Apabila keberadaan hymen pada organ intim wanita masih utuh, maka wanita
tersebut bisa dikatakan perawan. Sedangkan bila keberadaan hymen sudah rusak
(robek), maka wanita tersebut dianggap sudah tidak perawan. Di sinilah
sebenarnya letak mitos keperawanan itu muncul, yaitu berdasarkan asumsi yang
masih debatable, pun di kalangan medis sendiri. Berdasarkan kajian-kajian
medis, faktanya tidak semua wanita yang dilahirkan mempunyai hymen dalam organ
intimnya. Mitos lain yang berkembang yaitu bahwa setiap wanita mempunyai bentuk
hymen yang sama. Faktanya bentuk, elastisitas, dan kekuatan hymen yang dimiliki
setiap wanita bervariasi. Itulah sebabnya, hymen sebagian wanita banyak yang
telah rusak (robek) meskipun belum pernah melakukan aktivitas-aktivitas
seksual. Dalam konteks ini, wanita yang hymen dalam organ intimnya telah rusak,
tentu tidak bisa semata-mata dikatakan sudah tidak perawan. Apalagi jika
kerusakan tersebut jelas-jelas diakibatkan oleh hal lain di luar aktivitas
seksual, misalnya olahraga berat, kerja berat, dan aktivitas lain yang mempunyai
tingkat kelelahan tinggi.
Simbol
Kultur Diskriminasi
Adanya tes “dua jari” bagi setiap calon
perwira polwan menjadi simbol nyata masih kuatnya kultur diskriminasi dan
kekerasan terhadap kaum perempuan. Virginitas dijadikan semacam area sakral
untuk mendemarkasi tubuh perempuan secara sosial-politis melalui
perlakuan-perlakuan yang berimpitan dengan masa depannya, khususnya dalam
proses pencarian kerja dan aktualisasi dirinya sehari-hari. Maka, hal itu
merupakan upaya pembatasan aksesibilitas ruang publik secara sistematis bagi
para perempuan yang dilakukan oleh negara (Fransisca Ayu Kumalasari, 2014). Adanya tes “dua jari” secara nyata juga telah
melanggar beberapa legal standing,
diantaranya Konvensi Penghapusan Diskriminasi terhadap Perempuan, Pasal 21
Undang-Undang Nomor 39 tahun 1999 tentang HAM, dan Pasal 28 ayat (1) serta ayat
(2) UUD 1945. Oleh sebab itu, kajian mendalam terkait tes kesehatan reproduksi,
apakah di dalamnya betul-betul terjadi praktik tes “dua jari” mendesak untuk
dilakukan.
Dalam konteks ini, temuan-temuan Human Right Watch terkait adanya tes
“dua jari” patut segera ditindak lanjuti oleh pemerintah melalui Kementerian
Hukum dan HAM (Kemenkumham). Jangan sampai, terjadinya tes yang mendiskreditkan
dan menimbulkan trauma psikologis bagi kaum hawa ini berkembang dengan leluasa.
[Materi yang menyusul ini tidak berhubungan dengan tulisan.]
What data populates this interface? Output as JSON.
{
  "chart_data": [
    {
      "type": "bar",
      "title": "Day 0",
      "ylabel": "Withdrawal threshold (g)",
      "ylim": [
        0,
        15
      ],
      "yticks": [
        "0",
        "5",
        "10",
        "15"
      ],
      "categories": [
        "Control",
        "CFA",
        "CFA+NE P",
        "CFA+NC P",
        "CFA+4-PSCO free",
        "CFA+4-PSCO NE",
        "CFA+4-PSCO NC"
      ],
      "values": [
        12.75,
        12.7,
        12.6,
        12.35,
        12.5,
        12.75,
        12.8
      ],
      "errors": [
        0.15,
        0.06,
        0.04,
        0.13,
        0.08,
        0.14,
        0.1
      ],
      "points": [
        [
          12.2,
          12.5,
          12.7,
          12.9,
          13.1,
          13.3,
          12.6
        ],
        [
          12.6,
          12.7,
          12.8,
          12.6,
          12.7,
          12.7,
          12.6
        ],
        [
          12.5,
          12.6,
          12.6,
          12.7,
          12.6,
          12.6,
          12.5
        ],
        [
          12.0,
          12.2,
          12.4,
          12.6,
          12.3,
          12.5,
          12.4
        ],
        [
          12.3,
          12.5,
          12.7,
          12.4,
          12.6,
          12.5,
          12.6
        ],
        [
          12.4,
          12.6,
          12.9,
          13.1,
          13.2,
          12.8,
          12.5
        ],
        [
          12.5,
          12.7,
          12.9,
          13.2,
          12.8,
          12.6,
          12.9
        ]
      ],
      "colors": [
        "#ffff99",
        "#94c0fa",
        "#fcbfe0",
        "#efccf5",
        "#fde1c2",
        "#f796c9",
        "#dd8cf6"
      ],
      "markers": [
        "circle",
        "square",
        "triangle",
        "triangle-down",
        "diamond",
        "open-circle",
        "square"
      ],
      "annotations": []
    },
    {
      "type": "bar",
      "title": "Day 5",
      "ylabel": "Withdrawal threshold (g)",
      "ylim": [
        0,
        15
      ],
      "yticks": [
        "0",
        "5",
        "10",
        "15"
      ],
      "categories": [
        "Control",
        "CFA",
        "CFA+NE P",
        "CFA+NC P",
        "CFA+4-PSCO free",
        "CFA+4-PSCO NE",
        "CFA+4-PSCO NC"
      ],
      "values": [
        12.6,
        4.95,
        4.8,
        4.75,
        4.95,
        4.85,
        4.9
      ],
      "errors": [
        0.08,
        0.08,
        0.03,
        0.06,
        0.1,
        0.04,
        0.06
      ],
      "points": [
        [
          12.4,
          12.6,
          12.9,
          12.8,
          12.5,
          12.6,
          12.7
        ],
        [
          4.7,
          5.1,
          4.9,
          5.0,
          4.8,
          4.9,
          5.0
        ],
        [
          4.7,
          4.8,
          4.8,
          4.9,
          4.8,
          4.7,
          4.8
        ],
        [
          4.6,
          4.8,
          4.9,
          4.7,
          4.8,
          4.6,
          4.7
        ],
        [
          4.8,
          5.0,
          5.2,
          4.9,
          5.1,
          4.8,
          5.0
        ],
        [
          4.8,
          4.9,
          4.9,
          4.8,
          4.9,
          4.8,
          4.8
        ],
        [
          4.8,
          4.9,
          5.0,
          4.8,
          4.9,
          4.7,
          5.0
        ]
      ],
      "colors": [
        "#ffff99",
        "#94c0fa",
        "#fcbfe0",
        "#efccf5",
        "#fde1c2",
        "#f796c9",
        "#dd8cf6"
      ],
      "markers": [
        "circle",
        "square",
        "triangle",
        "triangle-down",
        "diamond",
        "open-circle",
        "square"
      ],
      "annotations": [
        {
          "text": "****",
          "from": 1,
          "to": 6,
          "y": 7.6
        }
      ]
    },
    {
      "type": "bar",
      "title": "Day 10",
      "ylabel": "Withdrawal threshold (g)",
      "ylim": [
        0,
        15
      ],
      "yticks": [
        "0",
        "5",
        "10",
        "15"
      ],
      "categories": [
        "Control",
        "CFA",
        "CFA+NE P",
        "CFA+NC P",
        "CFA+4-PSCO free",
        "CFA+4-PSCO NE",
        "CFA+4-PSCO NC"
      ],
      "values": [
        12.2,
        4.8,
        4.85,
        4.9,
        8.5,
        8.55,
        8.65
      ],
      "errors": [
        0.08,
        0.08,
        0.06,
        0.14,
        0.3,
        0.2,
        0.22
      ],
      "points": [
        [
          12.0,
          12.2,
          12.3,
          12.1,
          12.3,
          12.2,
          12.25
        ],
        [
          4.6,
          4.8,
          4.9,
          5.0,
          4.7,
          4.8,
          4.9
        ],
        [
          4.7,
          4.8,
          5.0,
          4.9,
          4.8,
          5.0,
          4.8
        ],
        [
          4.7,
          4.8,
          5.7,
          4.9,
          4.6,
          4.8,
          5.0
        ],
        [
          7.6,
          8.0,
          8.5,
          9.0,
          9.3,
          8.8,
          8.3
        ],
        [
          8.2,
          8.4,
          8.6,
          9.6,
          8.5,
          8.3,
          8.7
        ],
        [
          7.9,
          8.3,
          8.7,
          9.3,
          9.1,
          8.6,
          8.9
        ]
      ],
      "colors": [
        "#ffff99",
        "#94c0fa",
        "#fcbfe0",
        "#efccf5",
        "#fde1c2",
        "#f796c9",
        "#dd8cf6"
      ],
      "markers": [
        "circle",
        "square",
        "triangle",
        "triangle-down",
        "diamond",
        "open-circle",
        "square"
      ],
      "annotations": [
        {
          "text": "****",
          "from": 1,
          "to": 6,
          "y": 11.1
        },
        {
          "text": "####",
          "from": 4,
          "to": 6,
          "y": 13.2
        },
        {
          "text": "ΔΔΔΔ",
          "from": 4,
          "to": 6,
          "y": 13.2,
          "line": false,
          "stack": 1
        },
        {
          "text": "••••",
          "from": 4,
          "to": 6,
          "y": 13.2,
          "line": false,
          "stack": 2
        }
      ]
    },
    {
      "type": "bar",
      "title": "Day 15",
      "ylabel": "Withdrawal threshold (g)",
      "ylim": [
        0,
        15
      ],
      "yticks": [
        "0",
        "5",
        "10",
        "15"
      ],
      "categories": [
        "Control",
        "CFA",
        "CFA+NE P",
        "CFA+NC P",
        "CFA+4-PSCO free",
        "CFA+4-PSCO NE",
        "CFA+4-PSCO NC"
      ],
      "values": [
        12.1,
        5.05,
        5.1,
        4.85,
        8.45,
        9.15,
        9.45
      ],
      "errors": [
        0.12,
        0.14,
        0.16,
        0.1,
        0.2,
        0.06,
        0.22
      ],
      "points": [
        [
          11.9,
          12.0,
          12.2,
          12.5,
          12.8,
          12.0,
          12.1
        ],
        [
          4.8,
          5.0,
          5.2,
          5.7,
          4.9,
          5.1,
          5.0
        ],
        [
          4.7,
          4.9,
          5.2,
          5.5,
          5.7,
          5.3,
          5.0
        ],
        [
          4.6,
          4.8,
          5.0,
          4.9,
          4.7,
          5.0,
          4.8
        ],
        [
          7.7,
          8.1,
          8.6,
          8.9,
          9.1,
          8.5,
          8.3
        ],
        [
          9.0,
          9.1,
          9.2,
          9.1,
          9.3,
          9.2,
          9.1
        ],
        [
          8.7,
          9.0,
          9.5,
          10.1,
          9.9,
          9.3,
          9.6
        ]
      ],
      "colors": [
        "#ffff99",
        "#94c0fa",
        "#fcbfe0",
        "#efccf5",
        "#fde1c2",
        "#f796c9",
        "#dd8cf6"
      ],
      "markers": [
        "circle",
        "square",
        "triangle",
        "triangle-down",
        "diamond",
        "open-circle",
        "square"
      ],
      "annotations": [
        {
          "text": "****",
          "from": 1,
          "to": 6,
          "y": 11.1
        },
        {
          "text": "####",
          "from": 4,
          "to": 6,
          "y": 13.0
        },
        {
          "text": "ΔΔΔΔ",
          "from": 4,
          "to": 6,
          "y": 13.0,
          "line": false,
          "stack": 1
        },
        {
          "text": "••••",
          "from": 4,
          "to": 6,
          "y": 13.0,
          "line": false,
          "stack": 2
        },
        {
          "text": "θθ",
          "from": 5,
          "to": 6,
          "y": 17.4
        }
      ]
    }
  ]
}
Di sisi lain, secara logika tak ada kaitan sama sekali antara virginitas dan
kapabilitas yang harus dikuasai sebagai anggota polwan. Tentunya akan sangat
merugikan instisuti Polri sendiri bila ada calon polwan yang mempunyai
ketrampilan, kecakapan, dan fisik mumpuni, tetapi karena ditengarai sudah tidak
virgin lantas tidak diterima sebagai anggota polwan. Seyogianya, adanya tes
“dua jari” yang berkembang di kalangan calon polwan ini segera disikapi secara
bernas oleh pemerintah, utamanya Kemenkumham. Sehingga, tidak memunculkan
kekhawatiran bagi calon polwan maupun para orang tua yang menginginkan anaknya
bisa mengabdi kepada negara sebagai anggota Korps Polwan. Semoga!.